A sample plan taken by one one working lady age 40 is
Save 5L for 12 years… wait for 5 years and after that earn a tax free income of 9L each year for next 30 years. And then the 60L invested is returned. Again tax free.
Another example of a single mother who took the Savings plan on her child age 3 is:
Save 5L for 12 years… from second year onwards 2L is returned. So effectively from second to 12th year, payment is only 3L per year.
The 2L per year will continue till age 99 of the child… and a corpus of Rs 40 crore is built on the side too.
There are several plans, but as mentioned before, self-medication is dangerous and it is best that an advisor looks in to your current goals and selects the right plan for you.
Preventive healthcare and financial preparedness go hand in hand. Annual medical check-ups—including mammography and recommended screenings—enable early detection.
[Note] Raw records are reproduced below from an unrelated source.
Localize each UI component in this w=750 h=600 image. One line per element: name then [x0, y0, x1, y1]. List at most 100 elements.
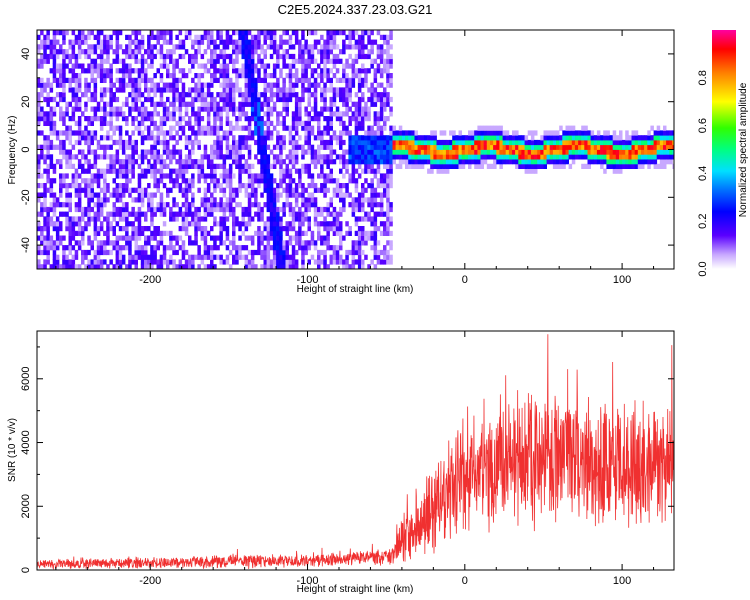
heatmap-cell [90, 216, 94, 222]
heatmap-cell [74, 101, 79, 107]
heatmap-cell [389, 73, 393, 79]
heatmap-cell [159, 92, 164, 98]
heatmap-cell [272, 34, 277, 40]
heatmap-cell [118, 259, 123, 265]
heatmap-cell [225, 154, 230, 160]
heatmap-cell [238, 168, 242, 174]
heatmap-cell [301, 87, 305, 93]
heatmap-cell [194, 111, 198, 117]
heatmap-cell [172, 249, 176, 256]
heatmap-cell [128, 111, 132, 117]
heatmap-cell [376, 53, 381, 60]
heatmap-cell [225, 116, 230, 122]
heatmap-cell [181, 221, 186, 227]
heatmap-cell [357, 116, 362, 122]
heatmap-cell [115, 96, 120, 103]
heatmap-cell [301, 125, 305, 131]
heatmap-cell [530, 135, 535, 141]
heatmap-cell [301, 197, 305, 203]
heatmap-cell [74, 230, 79, 236]
heatmap-cell [93, 192, 98, 198]
heatmap-cell [93, 259, 98, 265]
heatmap-cell [379, 44, 384, 50]
heatmap-cell [329, 159, 333, 165]
heatmap-cell [194, 254, 198, 260]
heatmap-cell [622, 154, 626, 160]
heatmap-cell [351, 44, 356, 50]
heatmap-cell [562, 130, 566, 136]
heatmap-cell [178, 163, 183, 169]
heatmap-cell [49, 264, 54, 269]
heatmap-cell [81, 34, 85, 40]
heatmap-cell [351, 77, 356, 83]
heatmap-cell [310, 183, 315, 189]
heatmap-cell [464, 159, 469, 165]
heatmap-cell [210, 39, 214, 45]
heatmap-cell [206, 264, 211, 269]
heatmap-cell [326, 187, 330, 193]
heatmap-cell [216, 154, 220, 160]
heatmap-cell [266, 240, 271, 246]
heatmap-cell [121, 144, 126, 150]
heatmap-cell [118, 168, 123, 174]
heatmap-cell [335, 30, 340, 36]
heatmap-cell [103, 216, 107, 222]
heatmap-cell [228, 39, 233, 45]
heatmap-cell [206, 58, 211, 64]
heatmap-cell [228, 187, 233, 193]
heatmap-cell [549, 135, 554, 141]
heatmap-cell [266, 154, 271, 160]
heatmap-cell [486, 125, 491, 131]
x-tick-label: 0 [462, 274, 468, 286]
heatmap-cell [376, 49, 381, 55]
heatmap-cell [144, 49, 148, 55]
heatmap-cell [269, 53, 274, 60]
heatmap-cell [317, 226, 321, 232]
heatmap-cell [159, 96, 164, 103]
heatmap-cell [131, 226, 135, 232]
heatmap-cell [219, 116, 223, 122]
heatmap-cell [342, 101, 346, 107]
heatmap-cell [134, 211, 138, 217]
heatmap-cell [87, 264, 91, 269]
heatmap-cell [184, 159, 189, 165]
heatmap-cell [317, 254, 321, 260]
heatmap-cell [527, 144, 532, 150]
heatmap-cell [263, 163, 267, 169]
heatmap-cell [386, 226, 390, 232]
heatmap-cell [103, 154, 107, 160]
heatmap-cell [175, 139, 179, 146]
heatmap-cell [502, 149, 507, 155]
heatmap-cell [37, 168, 41, 174]
heatmap-cell [301, 216, 305, 222]
heatmap-cell [269, 130, 274, 136]
heatmap-cell [348, 87, 352, 93]
heatmap-cell [118, 144, 123, 150]
heatmap-cell [313, 77, 318, 83]
heatmap-cell [172, 264, 176, 269]
heatmap-cell [279, 178, 283, 184]
heatmap-cell [373, 187, 378, 193]
heatmap-cell [285, 111, 289, 117]
heatmap-cell [379, 130, 384, 136]
heatmap-cell [59, 96, 63, 103]
heatmap-cell [228, 173, 233, 179]
heatmap-cell [288, 82, 293, 88]
heatmap-cell [197, 82, 201, 88]
heatmap-cell [46, 235, 50, 241]
heatmap-cell [137, 125, 142, 131]
heatmap-cell [213, 221, 217, 227]
heatmap-cell [112, 178, 116, 184]
heatmap-cell [194, 96, 198, 103]
heatmap-cell [301, 245, 305, 251]
heatmap-cell [405, 144, 409, 150]
heatmap-cell [329, 106, 333, 112]
heatmap-cell [263, 92, 267, 98]
heatmap-cell [112, 49, 116, 55]
heatmap-cell [345, 264, 349, 269]
heatmap-cell [282, 202, 286, 208]
heatmap-cell [156, 34, 160, 40]
heatmap-cell [395, 149, 400, 155]
heatmap-cell [342, 68, 346, 74]
heatmap-cell [213, 58, 217, 64]
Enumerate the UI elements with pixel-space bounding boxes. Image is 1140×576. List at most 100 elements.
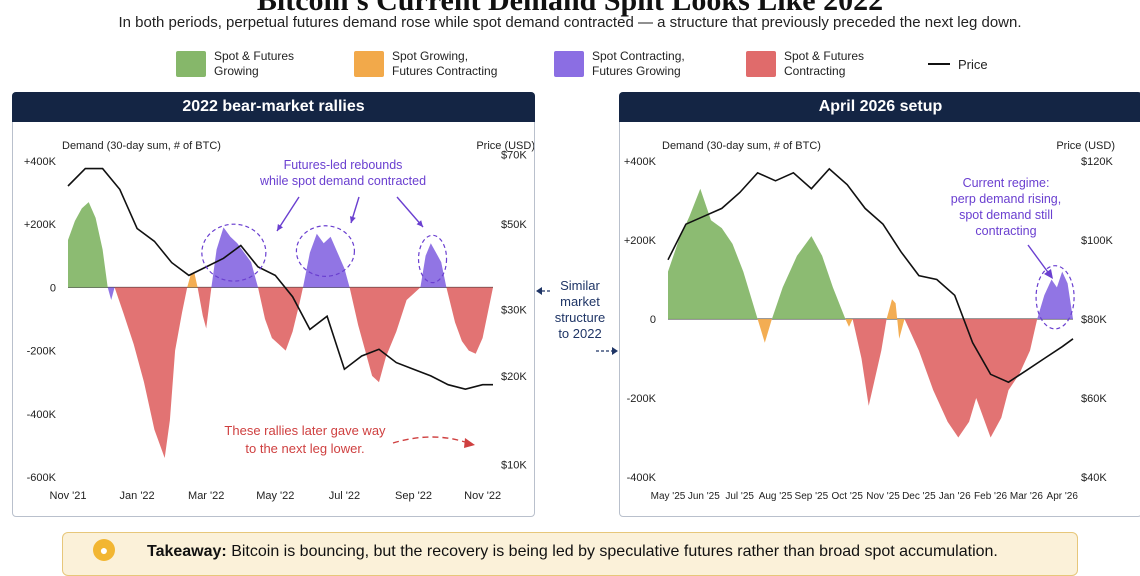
demand-region — [852, 319, 887, 406]
x-tick-label: Aug '25 — [759, 491, 793, 502]
dashed-arrows — [536, 287, 618, 355]
y-tick-label: -600K — [27, 472, 57, 484]
x-tick-label: Feb '26 — [974, 491, 1007, 502]
arrow-head — [416, 220, 423, 227]
demand-region — [107, 287, 115, 300]
similar-text: Similar market structure to 2022 — [554, 278, 606, 341]
y-tick-label: -400K — [27, 409, 57, 421]
demand-region — [420, 243, 447, 288]
y2-tick-label: $50K — [501, 219, 527, 231]
demand-region — [258, 287, 303, 351]
demand-region — [886, 299, 905, 339]
y2-axis-title: Price (USD) — [1056, 140, 1115, 152]
x-tick-label: Dec '25 — [902, 491, 936, 502]
panel-title: April 2026 setup — [619, 92, 1140, 122]
demand-region — [197, 287, 212, 329]
demand-region — [668, 188, 758, 319]
x-tick-label: Mar '26 — [1010, 491, 1043, 502]
dashed-arrow — [392, 436, 469, 444]
demand-region — [211, 227, 259, 288]
x-tick-label: May '25 — [651, 491, 686, 502]
x-tick-label: Jan '22 — [120, 490, 155, 502]
x-tick-label: Jul '22 — [329, 490, 360, 502]
legend-item-futures-growing: Spot Contracting, Futures Growing — [554, 46, 702, 82]
panel-2022: 2022 bear-market rallies Demand (30-day … — [12, 92, 535, 517]
rebound-ellipse — [417, 234, 448, 284]
x-tick-label: Sep '25 — [795, 491, 829, 502]
legend-swatch-purple — [554, 51, 584, 77]
x-tick-label: Nov '25 — [866, 491, 900, 502]
annotation-text: spot demand still — [959, 208, 1053, 222]
x-tick-label: Jan '26 — [939, 491, 971, 502]
x-tick-label: Oct '25 — [832, 491, 864, 502]
demand-region — [187, 271, 198, 288]
arrow-head — [349, 216, 356, 223]
y2-axis-title: Price (USD) — [476, 140, 534, 152]
y-axis-title: Demand (30-day sum, # of BTC) — [62, 140, 221, 152]
legend: Spot & Futures Growing Spot Growing, Futur… — [0, 46, 1140, 82]
panel-2026: April 2026 setup Demand (30-day sum, # o… — [619, 92, 1140, 517]
x-tick-label: Sep '22 — [395, 490, 432, 502]
price-line — [667, 167, 1074, 384]
chart-subtitle: In both periods, perpetual futures deman… — [118, 14, 1022, 31]
demand-region — [114, 287, 188, 458]
demand-region — [68, 202, 108, 288]
legend-item-price: Price — [928, 46, 988, 82]
annotation-text: Current regime: — [963, 176, 1050, 190]
legend-label: Spot & Futures Contracting — [784, 49, 865, 78]
x-tick-label: Jul '25 — [725, 491, 754, 502]
x-tick-label: Nov '21 — [50, 490, 87, 502]
lightbulb-icon: ● — [93, 539, 115, 561]
y2-tick-label: $30K — [501, 305, 527, 317]
arrow-head — [277, 224, 283, 231]
y2-tick-label: $10K — [501, 459, 527, 471]
demand-region — [302, 233, 350, 288]
demand-region — [904, 319, 1038, 438]
legend-item-both-growing: Spot & Futures Growing — [176, 46, 324, 82]
y2-tick-label: $70K — [501, 150, 527, 162]
y2-tick-label: $120K — [1081, 156, 1113, 168]
x-tick-label: Jun '25 — [688, 491, 720, 502]
y2-tick-label: $80K — [1081, 314, 1107, 326]
legend-item-spot-growing: Spot Growing, Futures Contracting — [354, 46, 502, 82]
annotation-text: These rallies later gave way — [224, 423, 386, 438]
price-line — [67, 167, 493, 391]
legend-item-both-contracting: Spot & Futures Contracting — [746, 46, 894, 82]
annotation-text: while spot demand contracted — [259, 174, 426, 188]
y-tick-label: -200K — [27, 346, 57, 358]
y-axis-title: Demand (30-day sum, # of BTC) — [662, 140, 821, 152]
chart-2022: Demand (30-day sum, # of BTC) Price (USD)… — [24, 140, 534, 502]
legend-label: Price — [958, 56, 988, 72]
demand-region — [771, 236, 846, 319]
y-tick-label: +400K — [24, 156, 57, 168]
demand-region — [757, 319, 772, 343]
annotation-text: Futures-led rebounds — [284, 158, 403, 172]
y2-tick-label: $20K — [501, 371, 527, 383]
rebound-ellipse — [295, 225, 356, 277]
similar-structure-note: Similar market structure to 2022 — [536, 278, 620, 368]
y-tick-label: 0 — [650, 314, 656, 326]
annotation-text: contracting — [975, 224, 1036, 238]
rebound-ellipse — [201, 223, 267, 282]
annotation-text: perp demand rising, — [951, 192, 1061, 206]
x-tick-label: Nov '22 — [464, 490, 501, 502]
y-tick-label: -400K — [627, 472, 657, 484]
legend-price-line — [928, 63, 950, 65]
y2-tick-label: $100K — [1081, 235, 1113, 247]
annotation-arrow — [1027, 244, 1051, 276]
chart-2026: Demand (30-day sum, # of BTC) Price (USD)… — [624, 140, 1115, 502]
chart-title: Bitcoin's Current Demand Split Looks Lik… — [256, 0, 884, 17]
x-tick-label: Apr '26 — [1047, 491, 1079, 502]
y-tick-label: +400K — [624, 156, 657, 168]
arrow-head — [464, 438, 475, 448]
y2-tick-label: $40K — [1081, 472, 1107, 484]
demand-region — [1037, 271, 1073, 319]
arrow-head — [1044, 269, 1053, 279]
y-tick-label: +200K — [624, 235, 657, 247]
y-tick-label: -200K — [627, 393, 657, 405]
annotation-text: to the next leg lower. — [245, 441, 364, 456]
y-tick-label: +200K — [24, 219, 57, 231]
legend-swatch-orange — [354, 51, 384, 77]
takeaway-box: ● Takeaway: Bitcoin is bouncing, but the… — [62, 532, 1078, 576]
legend-label: Spot & Futures Growing — [214, 49, 295, 78]
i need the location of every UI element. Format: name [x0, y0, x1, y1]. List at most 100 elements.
Insurance coverage ensures access to timely, quality treatment without hesitation or delay. Together, they form a shield of protection—physical and financial.
Equally important is emotional support. Words of appreciation and shared responsibility within the family strengthen her resolve. Partners who actively participate in planning finances, managing responsibilities, and celebrating milestones reinforce the idea that empowerment is a shared journey.
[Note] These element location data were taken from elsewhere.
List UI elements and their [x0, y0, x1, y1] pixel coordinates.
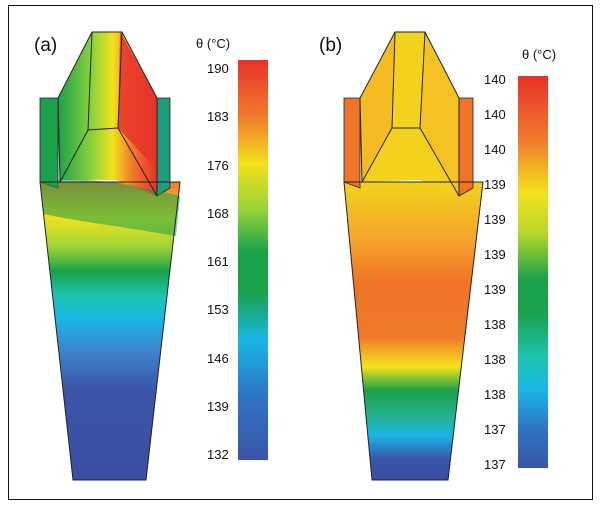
panel-b-colorbar — [518, 76, 548, 468]
panel-b-left-wing — [343, 97, 361, 189]
panel-b-head-shade-right — [420, 32, 459, 196]
panel-b-head-shade — [360, 32, 395, 182]
panel-b-model — [343, 31, 484, 481]
panel-b-right-wing — [458, 97, 474, 197]
panel-b-colorbar-tick-6: 139 — [484, 282, 506, 297]
panel-a-model — [39, 31, 181, 481]
panel-a-label: (a) — [34, 35, 58, 56]
panel-a-colorbar-unit: θ (°C) — [196, 36, 231, 51]
panel-b-colorbar-tick-0: 140 — [484, 72, 506, 87]
panel-a-colorbar — [238, 60, 268, 460]
panel-a-colorbar-tick-0: 190 — [207, 61, 229, 76]
panel-a-body — [40, 182, 180, 480]
panel-a-colorbar-tick-7: 139 — [207, 398, 229, 414]
panel-b-colorbar-tick-4: 139 — [484, 212, 506, 227]
panel-b-colorbar-unit: θ (°C) — [522, 47, 557, 62]
panel-b-colorbar-tick-5: 139 — [484, 247, 506, 262]
panel-b-colorbar-tick-2: 140 — [484, 142, 506, 157]
panel-b-outline — [343, 31, 484, 481]
panel-a-colorbar-tick-1: 183 — [207, 109, 229, 125]
panel-a-hot-region — [118, 32, 157, 170]
panel-a-colorbar-tick-6: 146 — [207, 350, 229, 366]
panel-b-colorbar-tick-10: 137 — [484, 422, 506, 437]
panel-b-colorbar-tick-3: 139 — [484, 177, 506, 192]
panel-a-colorbar-tick-5: 153 — [207, 302, 229, 318]
panel-a-cool-overlay — [40, 179, 180, 236]
panel-b-colorbar-tick-9: 138 — [484, 387, 506, 402]
panel-a-colorbar-tick-8: 132 — [207, 447, 229, 462]
panel-a-colorbar-tick-2: 176 — [207, 157, 229, 173]
panel-b-label: (b) — [319, 35, 343, 56]
panel-a-outline — [39, 31, 181, 481]
panel-a-right-wing — [156, 97, 171, 197]
panel-a-left-wing — [39, 97, 59, 189]
panel-b-colorbar-tick-7: 138 — [484, 317, 506, 332]
panel-a-colorbar-tick-4: 161 — [207, 254, 229, 269]
panel-b-body — [344, 182, 483, 480]
panel-b-colorbar-tick-8: 138 — [484, 352, 506, 367]
panel-a-colorbar-tick-3: 168 — [207, 205, 229, 221]
panel-b-colorbar-tick-1: 140 — [484, 107, 506, 122]
panel-b-colorbar-tick-11: 137 — [484, 457, 506, 472]
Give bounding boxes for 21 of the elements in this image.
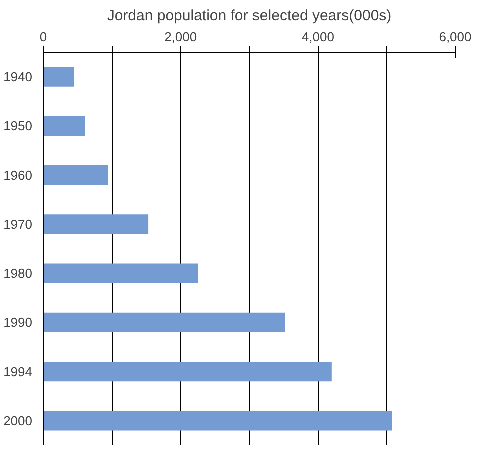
bar — [44, 165, 108, 186]
y-tick-label: 1990 — [4, 315, 32, 330]
y-tick-label: 1950 — [4, 118, 32, 134]
bar — [44, 411, 392, 431]
x-tick-label: 6,000 — [439, 30, 472, 44]
bar — [44, 116, 86, 136]
x-tick-label: 0 — [40, 30, 48, 44]
bar — [44, 312, 286, 333]
x-tick-label: 4,000 — [302, 30, 334, 44]
y-tick-label: 1994 — [4, 364, 32, 380]
y-tick-label: 2000 — [4, 413, 32, 428]
bar — [44, 264, 198, 284]
x-tick-label: 2,000 — [164, 30, 198, 44]
y-tick-label: 1970 — [4, 216, 32, 232]
bar — [44, 362, 332, 382]
y-tick-label: 1960 — [4, 168, 32, 183]
chart-title: Jordan population for selected years(000s) — [107, 8, 392, 24]
bar — [44, 214, 149, 234]
bar — [44, 67, 74, 87]
y-tick-label: 1980 — [4, 266, 32, 282]
y-tick-label: 1940 — [4, 70, 32, 85]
Life moves swiftly, and postponing self-care—whether physical or financial—is a risk no woman can afford. She is the cornerstone of her family’s happiness and stability. Recognizing her worth means acknowledging that her health, security, and aspirations matter just as much as those she tirelessly safeguards for others.
This Women’s Day, let us celebrate not only her achievements but also her foresight. Let us honor her strength—and equally, her right to plan, to protect, and to prosper. Because when a woman is secure, her family is secure. And when families are secure, the nation stands stronger.